In der DDR wird mit dem 8. Mai ein andere staatlicher Umgang gepflegt: Hier wird der 8. Mai schon früh als Tag der Befreiung vom Faschismus gefeiert, häufig mit Militärparaden und Zügen aus Jungpionieren und FDJlern. Einige der Kommunisten, die im Nationalsozialismus verfolgt wurden, werden später führende Politiker der Deutschen Demokratischen Republik.

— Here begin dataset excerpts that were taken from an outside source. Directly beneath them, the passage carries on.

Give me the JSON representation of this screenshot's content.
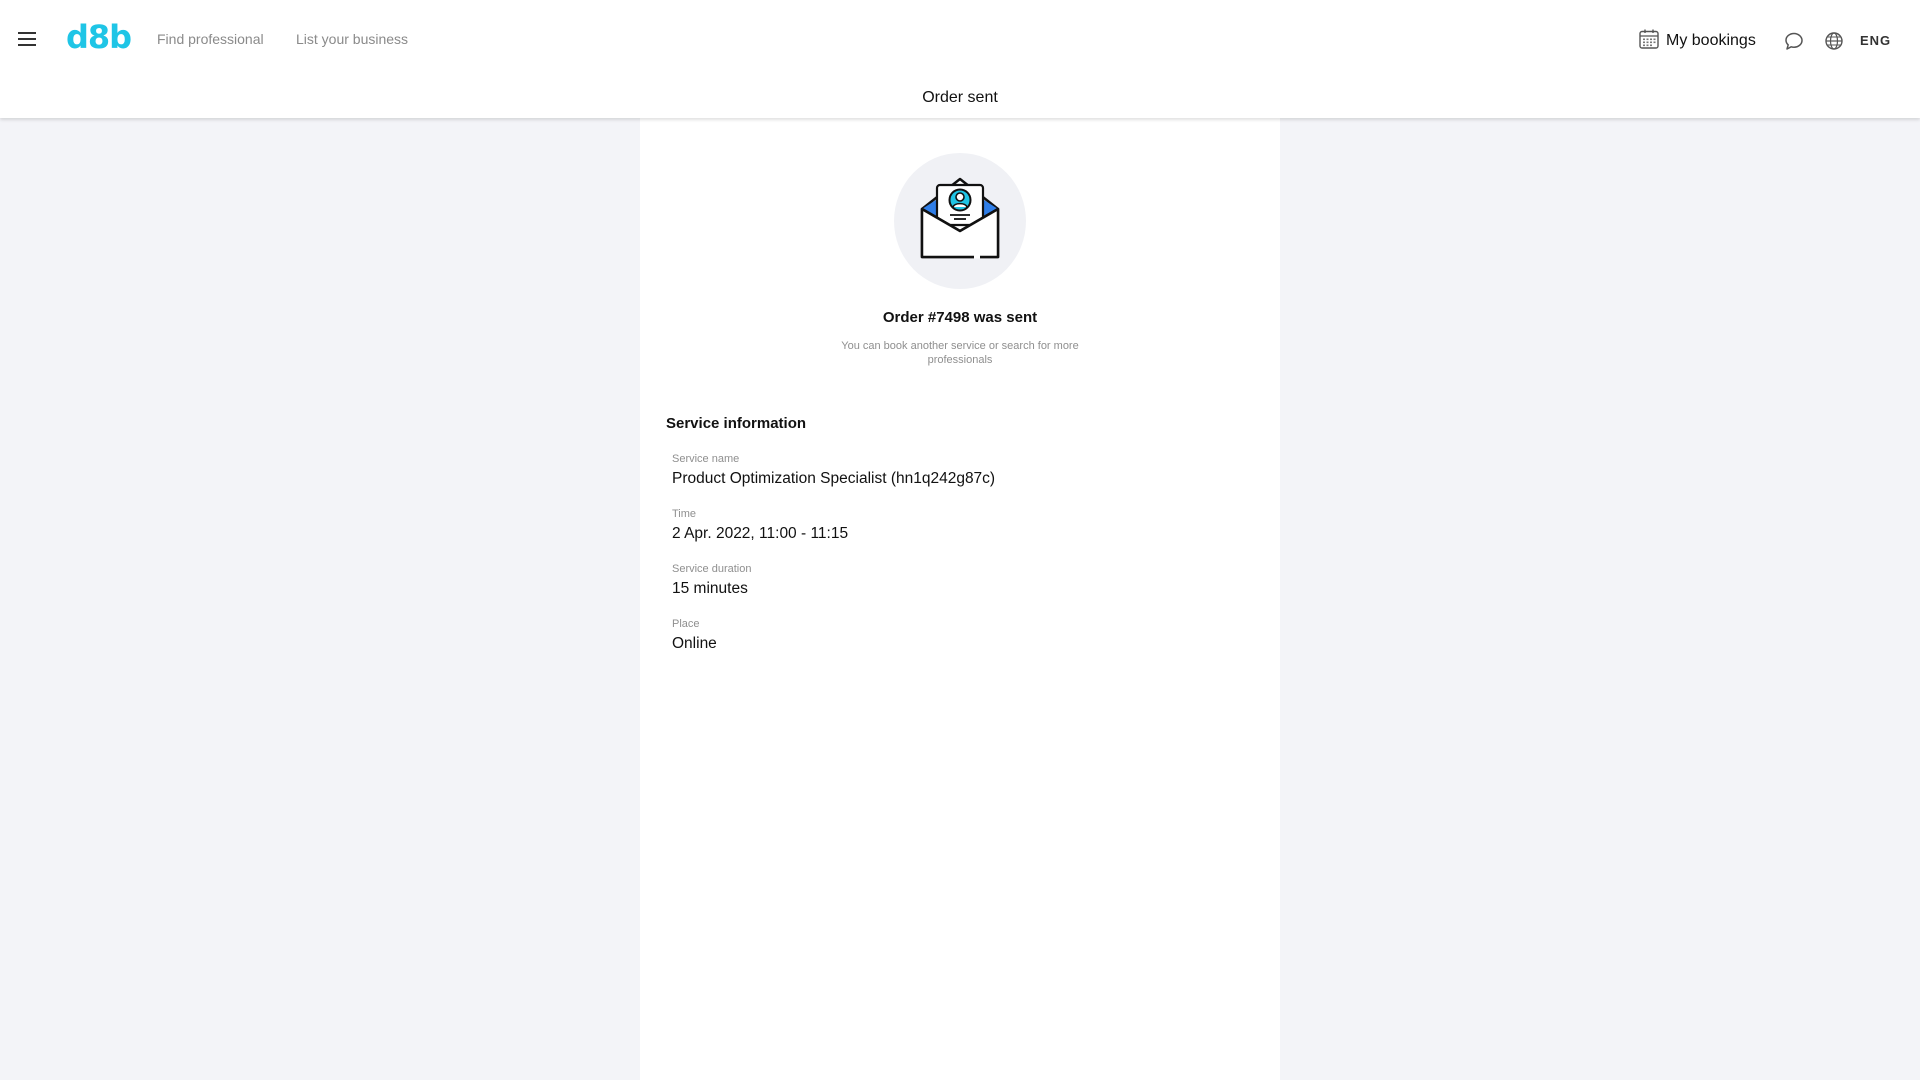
{
  "header": {
    "logo": "d8b",
    "nav": {
      "find_professional": "Find professional",
      "list_business": "List your business"
    },
    "my_bookings": "My bookings",
    "language": "ENG",
    "page_title": "Order sent"
  },
  "confirmation": {
    "title": "Order #7498 was sent",
    "subtitle": "You can book another service or search for more professionals"
  },
  "service_info": {
    "title": "Service information",
    "fields": [
      {
        "label": "Service name",
        "value": "Product Optimization Specialist (hn1q242g87c)"
      },
      {
        "label": "Time",
        "value": "2 Apr. 2022, 11:00 - 11:15"
      },
      {
        "label": "Service duration",
        "value": "15 minutes"
      },
      {
        "label": "Place",
        "value": "Online"
      }
    ]
  },
  "icons": {
    "menu": "menu-icon",
    "calendar": "calendar-icon",
    "chat": "chat-icon",
    "globe": "globe-icon",
    "envelope": "envelope-profile-illustration"
  },
  "colors": {
    "brand": "#1fc5e6",
    "background": "#f3f4f8",
    "card": "#ffffff",
    "muted_text": "#8f8f8f"
  }
}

Für sie bedeutet das Kriegsende die Befreiung von Verfolgung und KZ-Haft. Ihre Sichtweise übernehmen sie aber für die gesamte Bevölkerung der DDR, auch wenn sie nicht für alle zutrifft oder zutreffen kann.
Natürlich lebten auch in der DDR Menschen, die zuvor vom Nationalsozialismus überzeugt gewesen waren oder sich an menschenverachtenden Verbrechen beteiligt haben.
In diesem Zusammenhang erlaube ich mir zum Abschluss meiner Rede einen Hinweis.
Jedem der an deutscher Geschichte interessiert ist, empfehle ich das Buch: Landschaft ohne Zeugen. Buchenwald und der Riss der Erinnerung (2026).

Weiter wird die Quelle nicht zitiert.